Guide to HIPAA Privacy and Security of Health Information
ONC’s Office of the Chief Privacy Officer (OCPO) has released a new guide for providers and their staff to help understand HIPAA privacy and security when it comes to electronic health records (EHRs) and meaningful use. “Guide to Privacy and Security of Health Information” is a comprehensive tool assisting professionals in integrating privacy and security into their practices. The guide includes information on:
- Privacy & Security and Meaningful Use
- Security Risk Analysis and Management Tips
- Working with EHR and Health IT Vendors
- A Privacy & Security 10-Step Plan
- Health IT Privacy and Security Resources
According to the guide, your patients trust you and that trust is a “key business asset”. The trust comes from and is directly related to how your practice handles patient information. It further states ways to cultivate your patients’ trust by:
- Making sure patients can request access to their medical record;
- Carefully handling patients’ health information to protect their privacy; and
- Keeping the information in patients’ individual records as accurate as possible.
Privacy and security are required in two objectives for Eligible Professionals in Stage 1 Meaningful Use.

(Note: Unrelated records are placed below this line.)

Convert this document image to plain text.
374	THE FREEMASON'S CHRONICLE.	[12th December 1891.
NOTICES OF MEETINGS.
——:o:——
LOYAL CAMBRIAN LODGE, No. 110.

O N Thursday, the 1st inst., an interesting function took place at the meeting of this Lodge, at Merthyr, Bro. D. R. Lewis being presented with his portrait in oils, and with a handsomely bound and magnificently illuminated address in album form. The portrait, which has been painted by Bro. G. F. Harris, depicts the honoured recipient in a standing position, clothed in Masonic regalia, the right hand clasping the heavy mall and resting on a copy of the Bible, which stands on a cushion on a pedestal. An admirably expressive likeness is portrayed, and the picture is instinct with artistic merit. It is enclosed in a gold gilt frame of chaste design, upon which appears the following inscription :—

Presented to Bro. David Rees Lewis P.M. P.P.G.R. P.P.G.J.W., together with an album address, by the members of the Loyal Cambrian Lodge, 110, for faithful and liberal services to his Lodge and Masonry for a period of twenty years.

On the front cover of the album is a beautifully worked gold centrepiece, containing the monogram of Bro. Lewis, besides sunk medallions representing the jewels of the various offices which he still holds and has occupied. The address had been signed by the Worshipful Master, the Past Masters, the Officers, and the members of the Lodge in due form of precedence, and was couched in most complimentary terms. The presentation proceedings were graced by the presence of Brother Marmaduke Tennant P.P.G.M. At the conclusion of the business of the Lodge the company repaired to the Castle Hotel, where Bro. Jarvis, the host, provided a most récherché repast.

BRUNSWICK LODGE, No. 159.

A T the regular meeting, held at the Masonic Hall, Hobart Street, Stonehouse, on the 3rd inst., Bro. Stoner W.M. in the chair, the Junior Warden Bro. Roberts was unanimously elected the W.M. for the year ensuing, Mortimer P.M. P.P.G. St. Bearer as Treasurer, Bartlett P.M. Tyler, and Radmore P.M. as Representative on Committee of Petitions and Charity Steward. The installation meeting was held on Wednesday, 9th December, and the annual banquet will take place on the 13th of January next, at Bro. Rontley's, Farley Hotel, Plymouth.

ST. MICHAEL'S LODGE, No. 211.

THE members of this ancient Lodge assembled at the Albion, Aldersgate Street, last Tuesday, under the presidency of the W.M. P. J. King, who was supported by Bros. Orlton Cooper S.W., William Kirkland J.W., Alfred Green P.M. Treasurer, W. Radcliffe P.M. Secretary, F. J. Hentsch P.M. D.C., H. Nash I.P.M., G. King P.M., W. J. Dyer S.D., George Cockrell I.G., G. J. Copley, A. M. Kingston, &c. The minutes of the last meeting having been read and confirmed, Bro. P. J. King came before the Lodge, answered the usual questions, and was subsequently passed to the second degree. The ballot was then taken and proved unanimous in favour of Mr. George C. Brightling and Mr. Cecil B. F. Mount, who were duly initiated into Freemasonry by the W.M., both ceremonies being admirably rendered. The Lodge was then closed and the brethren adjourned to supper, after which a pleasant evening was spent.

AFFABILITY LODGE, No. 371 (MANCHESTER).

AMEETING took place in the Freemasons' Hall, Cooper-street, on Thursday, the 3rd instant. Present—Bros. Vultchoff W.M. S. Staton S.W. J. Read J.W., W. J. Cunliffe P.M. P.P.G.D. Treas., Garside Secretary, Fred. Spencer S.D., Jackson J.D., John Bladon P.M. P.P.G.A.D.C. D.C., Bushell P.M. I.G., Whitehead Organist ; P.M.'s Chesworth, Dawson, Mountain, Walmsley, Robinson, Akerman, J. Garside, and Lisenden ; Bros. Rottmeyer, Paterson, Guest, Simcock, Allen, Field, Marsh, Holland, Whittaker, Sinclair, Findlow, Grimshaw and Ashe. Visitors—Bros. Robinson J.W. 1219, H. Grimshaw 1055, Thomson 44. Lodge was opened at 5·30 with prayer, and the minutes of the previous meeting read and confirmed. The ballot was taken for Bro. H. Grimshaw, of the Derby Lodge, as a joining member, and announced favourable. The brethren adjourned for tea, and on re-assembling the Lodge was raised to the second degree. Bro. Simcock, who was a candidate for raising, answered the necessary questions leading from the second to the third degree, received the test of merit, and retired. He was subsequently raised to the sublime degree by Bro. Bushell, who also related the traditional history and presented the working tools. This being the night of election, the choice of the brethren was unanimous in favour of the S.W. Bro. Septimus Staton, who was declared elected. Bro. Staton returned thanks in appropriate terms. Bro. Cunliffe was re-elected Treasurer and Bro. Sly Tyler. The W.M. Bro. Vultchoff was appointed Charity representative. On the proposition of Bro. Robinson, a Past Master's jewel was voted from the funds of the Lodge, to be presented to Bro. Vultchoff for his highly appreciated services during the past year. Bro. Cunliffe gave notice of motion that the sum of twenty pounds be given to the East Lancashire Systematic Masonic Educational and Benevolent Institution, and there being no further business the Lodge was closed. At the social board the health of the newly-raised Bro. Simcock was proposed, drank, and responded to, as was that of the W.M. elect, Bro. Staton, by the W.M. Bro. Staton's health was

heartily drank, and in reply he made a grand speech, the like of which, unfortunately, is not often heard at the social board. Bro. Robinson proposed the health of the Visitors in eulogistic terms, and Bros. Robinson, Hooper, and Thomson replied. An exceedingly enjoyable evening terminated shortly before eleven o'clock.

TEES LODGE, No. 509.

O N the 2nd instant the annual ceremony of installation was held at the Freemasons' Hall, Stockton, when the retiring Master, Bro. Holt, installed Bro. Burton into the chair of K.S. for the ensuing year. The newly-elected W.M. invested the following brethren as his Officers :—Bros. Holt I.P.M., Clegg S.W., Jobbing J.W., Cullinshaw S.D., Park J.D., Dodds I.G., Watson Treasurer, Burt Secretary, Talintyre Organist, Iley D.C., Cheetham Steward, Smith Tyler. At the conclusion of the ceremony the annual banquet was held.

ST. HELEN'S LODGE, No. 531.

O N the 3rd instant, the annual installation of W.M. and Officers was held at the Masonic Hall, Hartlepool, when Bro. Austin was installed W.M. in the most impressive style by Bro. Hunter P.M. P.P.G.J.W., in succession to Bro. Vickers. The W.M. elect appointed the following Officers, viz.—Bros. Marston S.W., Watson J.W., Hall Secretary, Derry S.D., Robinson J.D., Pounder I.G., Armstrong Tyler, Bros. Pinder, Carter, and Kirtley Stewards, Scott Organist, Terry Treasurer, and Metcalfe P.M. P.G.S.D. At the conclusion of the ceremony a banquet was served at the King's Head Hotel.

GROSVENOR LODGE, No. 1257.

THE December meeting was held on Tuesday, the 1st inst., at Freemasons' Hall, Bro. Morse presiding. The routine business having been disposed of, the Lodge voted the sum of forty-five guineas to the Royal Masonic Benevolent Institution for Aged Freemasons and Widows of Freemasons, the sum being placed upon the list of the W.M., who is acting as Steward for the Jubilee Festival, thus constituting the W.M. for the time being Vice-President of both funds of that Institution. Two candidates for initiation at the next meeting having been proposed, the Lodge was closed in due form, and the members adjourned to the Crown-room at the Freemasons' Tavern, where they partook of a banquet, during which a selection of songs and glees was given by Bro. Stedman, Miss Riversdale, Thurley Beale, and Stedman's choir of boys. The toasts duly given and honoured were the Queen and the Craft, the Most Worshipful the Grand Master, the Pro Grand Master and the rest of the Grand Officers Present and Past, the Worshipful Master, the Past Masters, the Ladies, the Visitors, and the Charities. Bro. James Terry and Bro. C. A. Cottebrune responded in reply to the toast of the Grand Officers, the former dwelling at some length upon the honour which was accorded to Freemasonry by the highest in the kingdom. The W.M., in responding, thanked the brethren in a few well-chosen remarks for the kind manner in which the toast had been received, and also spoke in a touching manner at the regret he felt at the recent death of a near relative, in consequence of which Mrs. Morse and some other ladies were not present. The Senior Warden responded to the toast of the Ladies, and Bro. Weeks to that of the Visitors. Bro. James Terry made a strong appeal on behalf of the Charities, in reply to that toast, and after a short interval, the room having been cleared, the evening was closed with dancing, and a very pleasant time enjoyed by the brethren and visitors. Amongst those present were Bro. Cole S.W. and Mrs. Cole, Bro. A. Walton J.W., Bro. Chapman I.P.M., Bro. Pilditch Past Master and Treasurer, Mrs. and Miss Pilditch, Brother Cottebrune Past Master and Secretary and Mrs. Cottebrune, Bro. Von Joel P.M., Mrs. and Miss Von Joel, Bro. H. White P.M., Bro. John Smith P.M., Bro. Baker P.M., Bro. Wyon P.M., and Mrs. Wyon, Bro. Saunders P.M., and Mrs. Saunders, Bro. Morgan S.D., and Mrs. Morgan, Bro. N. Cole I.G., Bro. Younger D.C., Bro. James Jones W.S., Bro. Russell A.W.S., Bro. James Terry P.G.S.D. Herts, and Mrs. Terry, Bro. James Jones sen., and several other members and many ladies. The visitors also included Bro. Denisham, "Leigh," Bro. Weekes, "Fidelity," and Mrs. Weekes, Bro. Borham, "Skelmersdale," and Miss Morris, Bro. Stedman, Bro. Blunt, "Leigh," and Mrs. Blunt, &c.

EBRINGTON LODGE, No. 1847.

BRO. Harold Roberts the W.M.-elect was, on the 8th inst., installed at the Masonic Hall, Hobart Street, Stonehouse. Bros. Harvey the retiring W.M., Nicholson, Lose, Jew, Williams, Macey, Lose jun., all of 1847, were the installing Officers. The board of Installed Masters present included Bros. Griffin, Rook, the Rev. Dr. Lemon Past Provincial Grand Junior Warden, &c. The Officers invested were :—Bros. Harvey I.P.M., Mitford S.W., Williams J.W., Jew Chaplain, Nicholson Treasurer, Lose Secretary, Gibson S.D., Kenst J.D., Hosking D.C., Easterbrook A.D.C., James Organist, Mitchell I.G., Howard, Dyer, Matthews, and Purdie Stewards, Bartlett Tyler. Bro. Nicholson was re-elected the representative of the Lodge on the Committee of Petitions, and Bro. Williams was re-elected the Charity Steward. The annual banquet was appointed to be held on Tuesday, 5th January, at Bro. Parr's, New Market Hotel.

Core objective #12 requires an EP provide patients with an electronic copy of their health information (including diagnostics test results, problem list, medication lists, medication allergies) upon request. To meet this objective they must attest to more than 50% of all patients who request an electronic copy of their health information are provided it within 3 business days. An exclusion for this objective is any EP that has no requests from patients or their agents for an electronic copy of patient health information during the EHR reporting period. Under the HIPAA Privacy Rule, patients have a right to view and obtain a copy of their protected health information (PHI) in your designated record set, including information stored in your EHR.
Core objective #15 requires the protection of electronic health information created or maintained by the certified Electronic Health Record technology through the implementation of appropriate technical capabilities. To meet this objective, the EP must conduct or review a security risk analysis per 45 CFR 164.308 (a)(1) and implement security updates as necessary and correct identified security deficiencies as part of its risk management process. There is no exclusion to this objective.